|December 26th, 2011 10:56 AM|
by Ken Gagne
|Filed under History;|
The current state of the economy presents unique challenges, but also unique opportunities. As larger companies fold under the weight of their own bulk, new enterprises are small, nimble, and innovate enough to fill new niches and needs. What what better innovator and businessman to inspire budding entrepreneurs than Apple's greatest Steve?
Jobs?
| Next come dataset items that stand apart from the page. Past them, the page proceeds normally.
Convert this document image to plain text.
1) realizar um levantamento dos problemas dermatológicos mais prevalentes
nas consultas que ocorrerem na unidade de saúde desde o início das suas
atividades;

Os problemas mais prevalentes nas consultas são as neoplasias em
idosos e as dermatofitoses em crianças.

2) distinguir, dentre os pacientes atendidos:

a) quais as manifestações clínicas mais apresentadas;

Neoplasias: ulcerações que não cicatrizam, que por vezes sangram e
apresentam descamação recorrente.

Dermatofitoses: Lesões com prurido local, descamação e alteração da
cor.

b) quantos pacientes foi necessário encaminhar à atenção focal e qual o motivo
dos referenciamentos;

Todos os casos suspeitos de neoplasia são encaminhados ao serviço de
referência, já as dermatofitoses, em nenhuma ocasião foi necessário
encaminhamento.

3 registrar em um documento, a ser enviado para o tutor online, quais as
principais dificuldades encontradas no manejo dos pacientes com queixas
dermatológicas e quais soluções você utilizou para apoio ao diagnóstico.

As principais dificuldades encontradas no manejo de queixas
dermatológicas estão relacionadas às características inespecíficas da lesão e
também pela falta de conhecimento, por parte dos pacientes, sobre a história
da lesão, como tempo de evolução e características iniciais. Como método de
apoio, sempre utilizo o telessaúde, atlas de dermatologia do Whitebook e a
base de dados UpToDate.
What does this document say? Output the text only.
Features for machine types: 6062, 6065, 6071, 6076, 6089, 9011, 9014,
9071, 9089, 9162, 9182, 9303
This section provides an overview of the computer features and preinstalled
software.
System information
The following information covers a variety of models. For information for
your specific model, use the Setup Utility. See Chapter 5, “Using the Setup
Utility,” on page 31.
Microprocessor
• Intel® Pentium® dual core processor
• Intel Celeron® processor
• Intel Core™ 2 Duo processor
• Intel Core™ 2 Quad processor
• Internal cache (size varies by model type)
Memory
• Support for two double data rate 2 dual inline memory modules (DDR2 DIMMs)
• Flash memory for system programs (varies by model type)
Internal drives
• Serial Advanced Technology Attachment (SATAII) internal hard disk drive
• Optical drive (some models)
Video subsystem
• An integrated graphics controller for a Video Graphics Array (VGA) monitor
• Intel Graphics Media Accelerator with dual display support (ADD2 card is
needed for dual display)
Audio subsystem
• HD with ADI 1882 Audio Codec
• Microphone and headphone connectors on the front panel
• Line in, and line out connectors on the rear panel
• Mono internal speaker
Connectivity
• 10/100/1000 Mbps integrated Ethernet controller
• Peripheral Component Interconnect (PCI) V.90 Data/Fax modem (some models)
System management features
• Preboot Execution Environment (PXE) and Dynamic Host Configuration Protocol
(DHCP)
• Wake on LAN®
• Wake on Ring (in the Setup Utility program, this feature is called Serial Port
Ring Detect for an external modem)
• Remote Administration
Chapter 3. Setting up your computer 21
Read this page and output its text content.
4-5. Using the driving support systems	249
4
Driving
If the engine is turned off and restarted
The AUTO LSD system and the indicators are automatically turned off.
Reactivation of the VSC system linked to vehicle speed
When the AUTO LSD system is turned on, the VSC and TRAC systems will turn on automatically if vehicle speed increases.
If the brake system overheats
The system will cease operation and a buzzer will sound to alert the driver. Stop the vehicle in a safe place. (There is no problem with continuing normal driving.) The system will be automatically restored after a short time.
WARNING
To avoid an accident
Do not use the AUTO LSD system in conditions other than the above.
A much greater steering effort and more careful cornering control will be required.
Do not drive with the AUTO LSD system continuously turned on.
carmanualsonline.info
No — Wozniak.
- • Steve Jobs played a minor role in Apple’s early success with the Apple II
- • When Steve Jobs created the breakthrough Macintosh he had immense resources & clout
- • The Macintosh underperformed against the Apple II, essentially was a flop
- • NeXT Computers released a series of product flops
- • Jobs’s later success (as a CEO) is due to his failures
It's not unusual to question Steve Jobs' role in the design and success of Apple's products, but this is the first time I've seen his business acumen also fall under scrutiny. Unsurprisingly, not everyone is convinced. Over at Forbes, E.D. Kain has some objections:
… if Wozniak had been in charge, it’s doubtful Apple would have been much of a company at all. Wozniak wanted to open the whole project up to all-comers. His enormous skill was in making things tick – not in building a company from the ground up…
… it really helps to couple visionary businessmen with brilliant engineers. So what if Jobs got ahead of himself in the early years? Start-ups today shouldn’t just look at the early careers of tech businessmen; they should pay attention to the entire package.
What do you think? Could Woz have built the Apple empire without Jobs? Could Jobs, without Woz?